1. Discute-se nos autos se é lícito ao juízo determinar a apresentação de cópias de autos de processo administrativo fiscal, a pedido do curador especial do devedor revel citado por edital, para fins de possibilitar o contraditório e a ampla defesa em autos de embargos à execução. 2. Não é possível conhecer de violação a dispositivo constitucional em sede de recurso especial, sob pena de usurpação da competência do Supremo Tribunal Federal. 3. Esta Corte já se manifestou no sentido de que as cópias do processo administrativo fiscal não são imprescindíveis para a formação da certidão de dívida ativa e, consequentemente, para o ajuizamento da execução fiscal. Assim, o art. 41 da Lei n. 6.830/80 apenas possibilita, a requerimento da parte ou a requisição do juiz, a juntada aos autos de documentos ou certidões correspondentes ao processo administrativo, caso necessário para solução da controvérsia. Contudo, o ônus de tal juntada é da parte embargante, haja vista a presunção de certeza e liquidez de que goza a CDA, a qual somente pode ser ilidida por prova em contrário a cargo do sujeito passivo ou do terceiro a que aproveite, nos termos do art. 204 do CTN. 4. A despeito da possibilidade de o magistrado determinar a exibição de documentos em poder das partes, bem como a requisição de processos administrativos às repartições públicas, nos termos dos arts. 355 e 399, II, do CPC, não é possível instar a Fazenda Pública a fazer prova contra sí mesma, eis que a hipótese dos autos trata de execução fiscal na qual há a presunção de certeza e liquidez da CDA a ser ilidida por prova a cargo do devedor. Por outro lado, o Fisco não se negou a exibir o processo administrativo fiscal para o devedor, ou seu curador especial, o qual poderá dirigir-se à repartição competente e dele extrair cópias, na forma do art. 41 da Lei n. 6.830/80. 5. Recurso especial não provido.

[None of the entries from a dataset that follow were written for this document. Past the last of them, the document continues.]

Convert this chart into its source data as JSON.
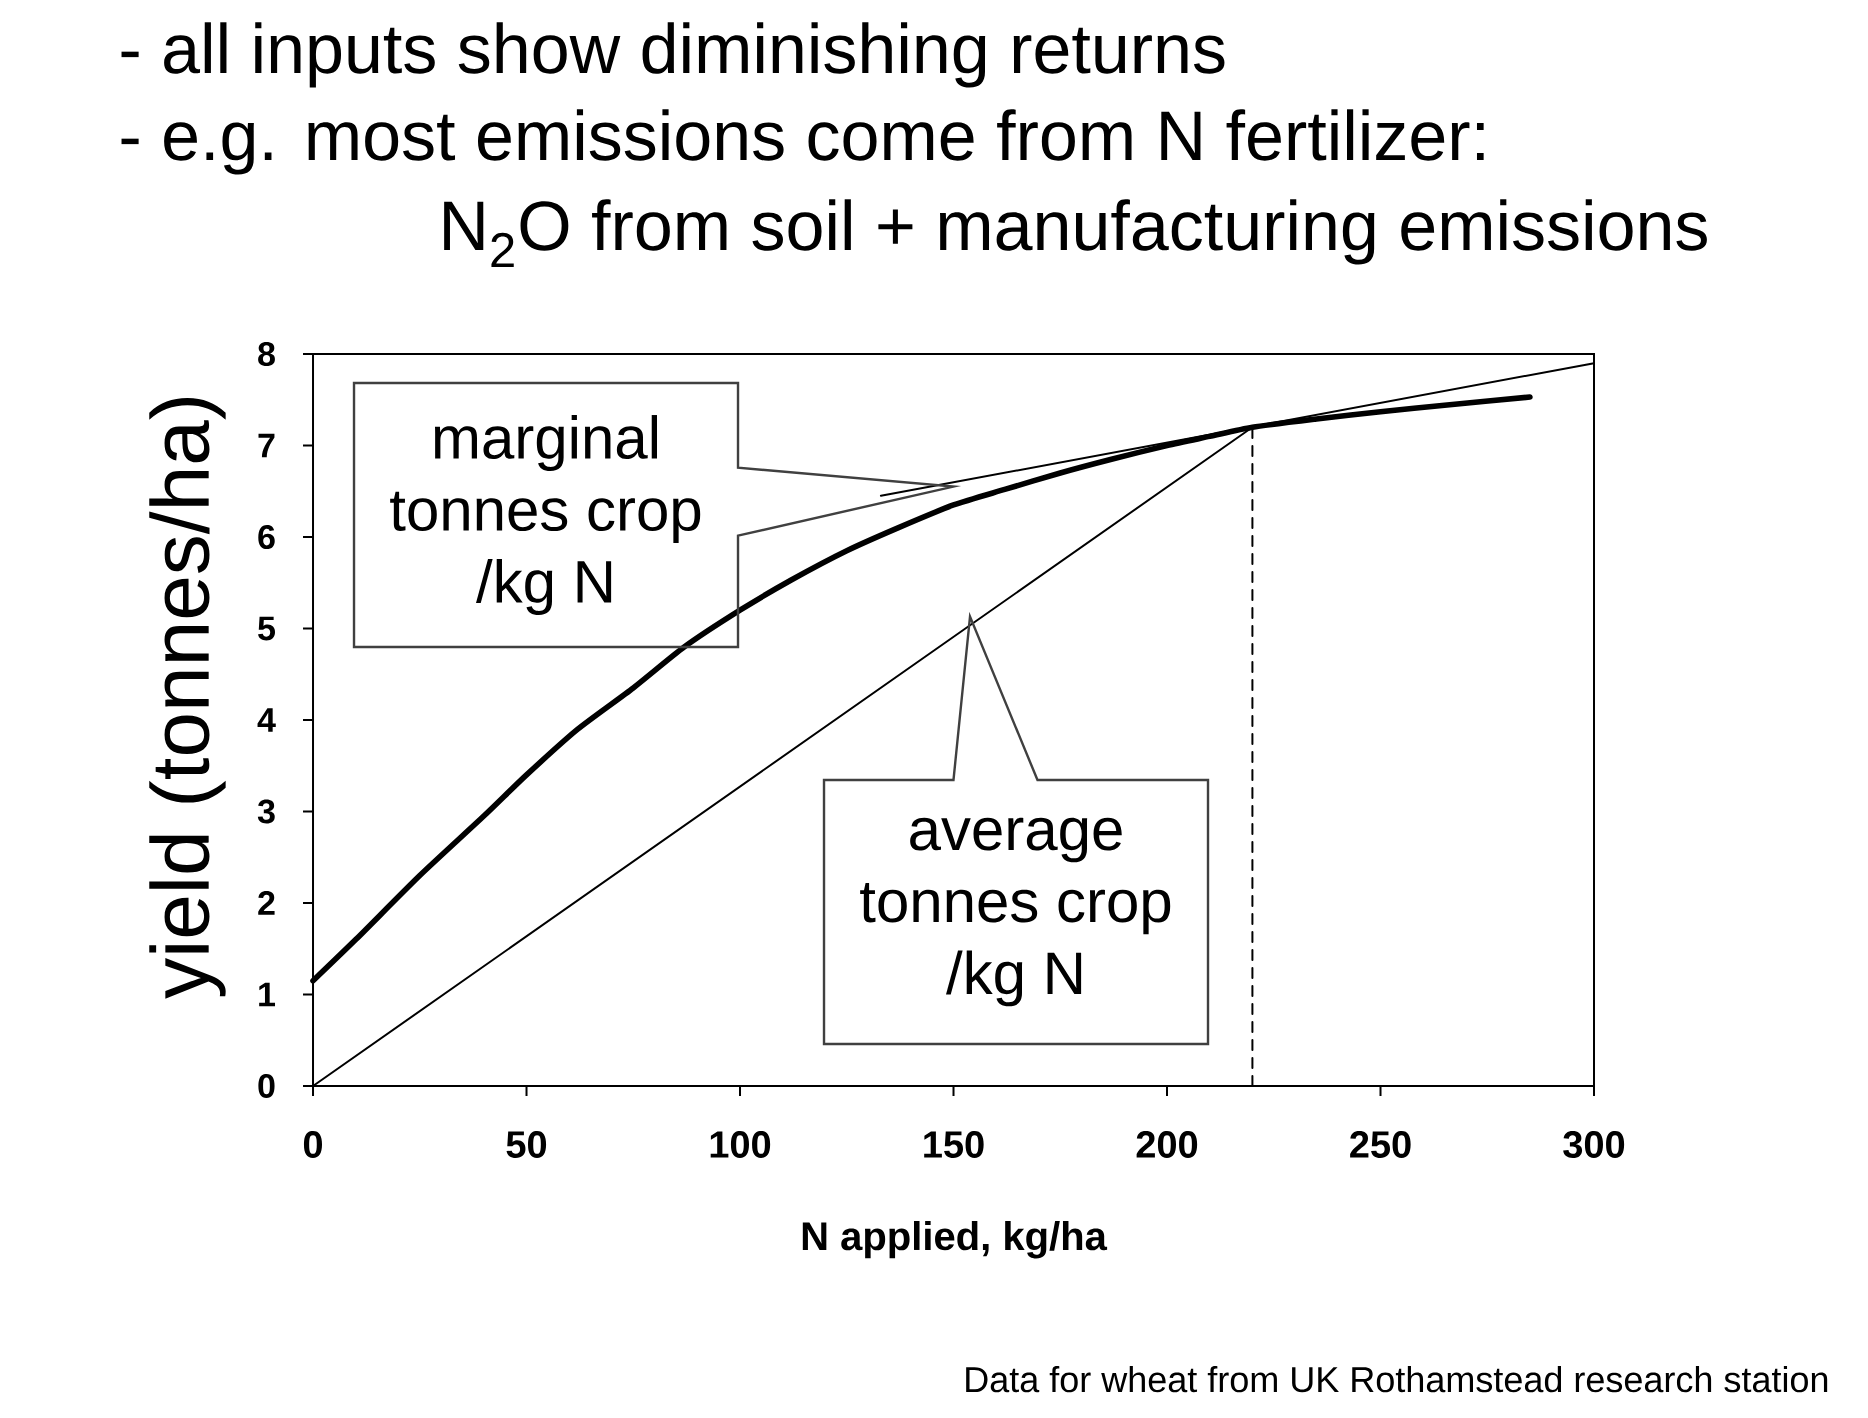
{
  "chart_data": {
    "type": "line",
    "title": "- all inputs show diminishing returns",
    "subtitle": "- e.g. most emissions come from N fertilizer:",
    "xlabel": "N applied, kg/ha",
    "ylabel": "yield (tonnes/ha)",
    "xlim": [
      0,
      300
    ],
    "ylim": [
      0,
      8
    ],
    "xticks": [
      0,
      50,
      100,
      150,
      200,
      250,
      300
    ],
    "yticks": [
      0,
      1,
      2,
      3,
      4,
      5,
      6,
      7,
      8
    ],
    "series": [
      {
        "color": "#000000",
        "x": [
          0,
          10,
          25,
          40,
          50,
          62,
          75,
          87,
          100,
          112,
          125,
          137,
          150,
          162,
          175,
          187,
          200,
          210,
          220,
          235,
          250,
          265,
          285
        ],
        "values": [
          1.15,
          1.6,
          2.3,
          2.95,
          3.4,
          3.9,
          4.35,
          4.8,
          5.2,
          5.53,
          5.85,
          6.1,
          6.35,
          6.52,
          6.7,
          6.85,
          7.0,
          7.1,
          7.2,
          7.29,
          7.37,
          7.44,
          7.53
        ]
      },
      {
        "color": "#000000",
        "x": [
          133,
          300
        ],
        "values": [
          6.45,
          7.9
        ]
      },
      {
        "color": "#000000",
        "x": [
          0,
          220
        ],
        "values": [
          0,
          7.2
        ]
      },
      {
        "color": "#000000",
        "x": [
          220,
          220
        ],
        "values": [
          0,
          7.2
        ],
        "line_style": "dashed"
      }
    ],
    "annotations": [
      "N$_{2}$O from soil + manufacturing emissions",
      "marginal tonnes crop /kg N",
      "average tonnes crop /kg N",
      "Data for wheat from UK Rothamstead research station"
    ]
  }
}
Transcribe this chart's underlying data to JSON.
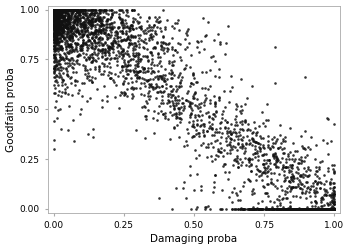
{
  "title": "",
  "xlabel": "Damaging proba",
  "ylabel": "Goodfaith proba",
  "xlim": [
    -0.02,
    1.02
  ],
  "ylim": [
    -0.02,
    1.02
  ],
  "xticks": [
    0.0,
    0.25,
    0.5,
    0.75,
    1.0
  ],
  "yticks": [
    0.0,
    0.25,
    0.5,
    0.75,
    1.0
  ],
  "marker_color": "#111111",
  "marker_size": 3.5,
  "marker_alpha": 0.85,
  "n_points": 4000,
  "random_seed": 42,
  "background_color": "#ffffff",
  "axes_facecolor": "#ffffff",
  "figure_facecolor": "#ffffff",
  "label_fontsize": 7.5,
  "tick_fontsize": 6.5
}
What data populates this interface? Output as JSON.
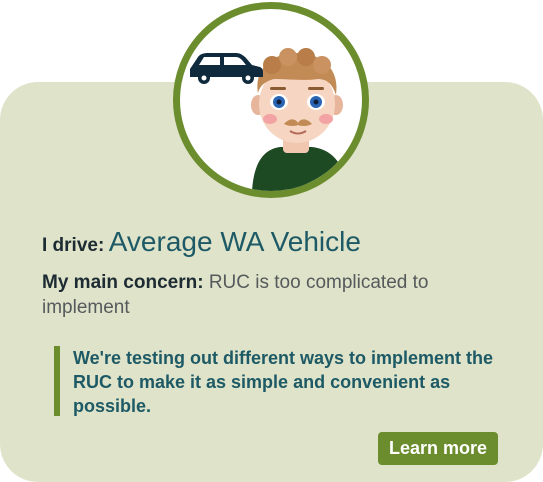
{
  "profile": {
    "drive_label": "I drive:",
    "drive_value": "Average WA Vehicle",
    "concern_label": "My main concern:",
    "concern_text": "RUC is too complicated to implement"
  },
  "message": {
    "text": "We're testing out different ways to implement the RUC to make it as simple and convenient as possible."
  },
  "actions": {
    "learn_more_label": "Learn more"
  },
  "icons": {
    "avatar": "driver-avatar-illustration",
    "vehicle": "car-icon"
  },
  "colors": {
    "card_background": "#dfe3c9",
    "accent_green": "#6b8d2d",
    "heading_teal": "#1d5a66",
    "dark_text": "#1d2b33",
    "body_text": "#555a5c"
  }
}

(REsp 1239257/PR, Rel. Ministro MAURO CAMPBELL MARQUES, SEGUNDA TURMA, julgado em 22/03/2011, DJe 31/03/2011)
Desta forma, REJEITO A EXCEÇÃO DE PRÉ-EXECUTIVIDADE.
Sem condenação em custas ou honorários, dado que a exceção de pré-executividade não pôs fim à ação.
Intime-se a parte executada a pagar o crédito fiscal, no prazo de 05 (cinco) dias, ou comprovar eventual parcelamento do débito, ou ainda a nomear bens à penhora se pretende interpor embargos à execução.
Cumprido, ou decorrido o prazo em branco, intime-se a exequente acerca da presente decisão, bem como para que requeira o que entender cabível para o prosseguimento do feito, oportunidade em que deverá apresentar o valor atualizado do débito.
Não havendo manifestação apta a impulsionar o prosseguimento da execução, determino a imediata suspensão do feito por 01 (um) ano na forma do art. 40 da Lei n° 6.830/80, estando a exequente ciente de tal providência quando da intimação desta decisão.
Decorrido o prazo supracitado sem que haja manifestação que possibilite o regular andamento do feito, certifique-se e, não sobrevindo pedido hábil a promover o seu prosseguimento, arquivem-se os presentes autos, sem baixa na distribuição, na forma do art. 40, parágrafo 2° da LEF.